La presse s’empare alors immédiatement de l’affaire et, très vite, cette histoire se retrouve dans tous les médias. Le conducteur sera ensuite rapidement retrouvé et inculpé par le parquet de Bruxelles. En effet, il a été reconnu coupable de dix agressions entre 2016 et 2019, pour lesquelles il a été condamné en 2020 et 2022. Il avait pour habitude d’embarquer ses victimes dans son faux taxi et de les emmener dans des endroits isolés pour les agresser sexuellement. C’est d’ailleurs ce mode opératoire particulier qui a permis de relier les différents dossiers.

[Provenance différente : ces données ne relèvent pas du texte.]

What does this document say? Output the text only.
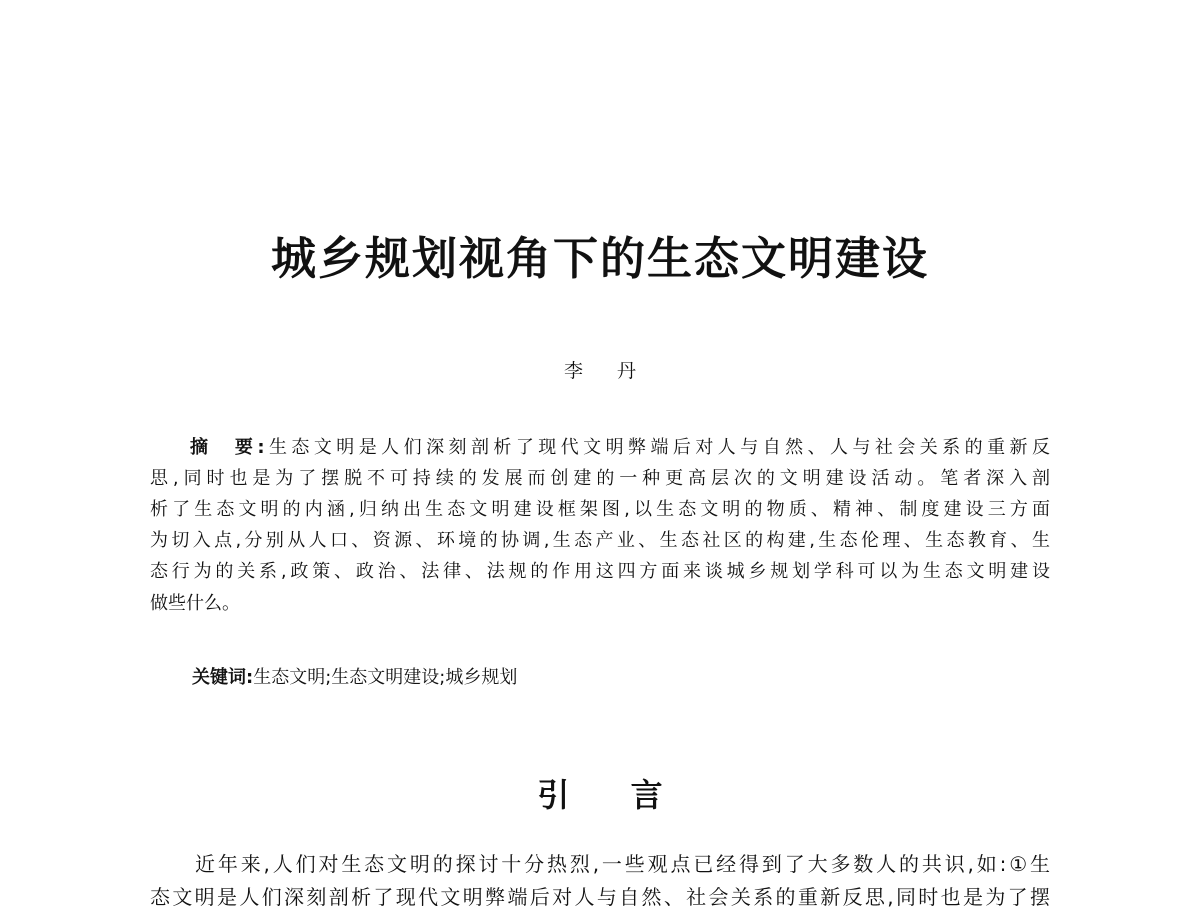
城乡规划视角下的生态文明建设
李 丹
摘　要:生态文明是人们深刻剖析了现代文明弊端后对人与自然、人与社会关系的重新反
思,同时也是为了摆脱不可持续的发展而创建的一种更高层次的文明建设活动。笔者深入剖
析了生态文明的内涵,归纳出生态文明建设框架图,以生态文明的物质、精神、制度建设三方面
为切入点,分别从人口、资源、环境的协调,生态产业、生态社区的构建,生态伦理、生态教育、生
态行为的关系,政策、政治、法律、法规的作用这四方面来谈城乡规划学科可以为生态文明建设
做些什么。
关键词:生态文明;生态文明建设;城乡规划
引 言
近年来,人们对生态文明的探讨十分热烈,一些观点已经得到了大多数人的共识,如:①生
态文明是人们深刻剖析了现代文明弊端后对人与自然、社会关系的重新反思,同时也是为了摆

Alice est la première à s’être exprimée publiquement sur le viol qu’elle a subi. Pourtant, il ne s’agit pas de l’unique victime à avoir porté plainte. Cependant, les autres plaignantes avaient vu leurs dossiers classés sans suite. C’est le cas de Marine qui, à la suite du post Facebook, décide de rouvrir son dossier.

Classement sans suite

Un classement sans suite représente l’arrêt d’une procédure judiciaire consécutive à une plainte. Véronique Laloux, juge au tribunal de première instance du Hainaut pendant 22 ans, rappelle le cheminement d’une plainte. Lorsqu’une plainte est déposée auprès d’un service de police, elle est directement transmise au parquet du procureur du Roi. En fonction des éléments qui composent le dossier, la ou le procureur·e décide alors si elle/il l’envoie à l’instruction et donc devant un tribunal ou pas. Si elle/il estime disposer de suffisamment d’éléments, elle/il peut envoyer cette plainte devant le tribunal correctionnel.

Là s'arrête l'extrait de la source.